White House Seeks Extra Army Funding

White House Seeks Extra Army Funding

Soldiers train in Poland.
Photo by: U.S. Army/Capt. Tobias Cukale

A supplemental military budget request from the White House to Congress seeks additional funding for Army programs, all aimed at operations in Europe.

The request sent Nov. 16 includes a $3 billion boost in operation and maintenance funds for personnel support, which includes extra flying hours, maintenance, weapons systems sustainment, intelligence analysis and other unit support costs that weren’t included in the budget submitted to Congress earlier in the year.

The Biden administration also asked Congress for a $54 million supplemental boost in Army funding to cover the cost of currently deployed and soon-to-deploy Army personnel in the European theater of operations. This covers the cost of additional fiscal 2023 deployments, including family separation allowances.

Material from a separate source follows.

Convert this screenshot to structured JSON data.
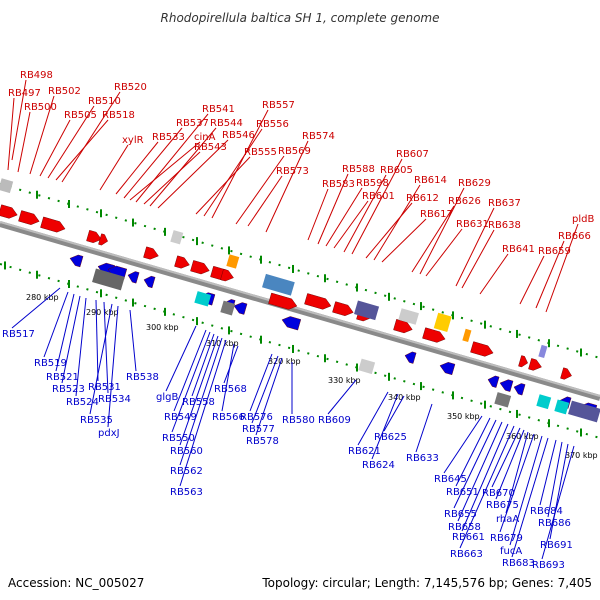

Also requested is $77 million to increase production of guided multiple launch rocket systems required in Europe, $700 million for anti-vehicle munitions, $6 million for cybersecurity and weapons systems upgrades and $6 million for additional research, development, test and evaluation for close combat technology development.

Congress failed to approve a defense funding bill before the Oct. 1 start of fiscal 2023, leaving the Pentagon and the rest of the federal government operating under limited temporary funding. Efforts are being made by House and Senate leaders to pass a funding bill by the end of the calendar year.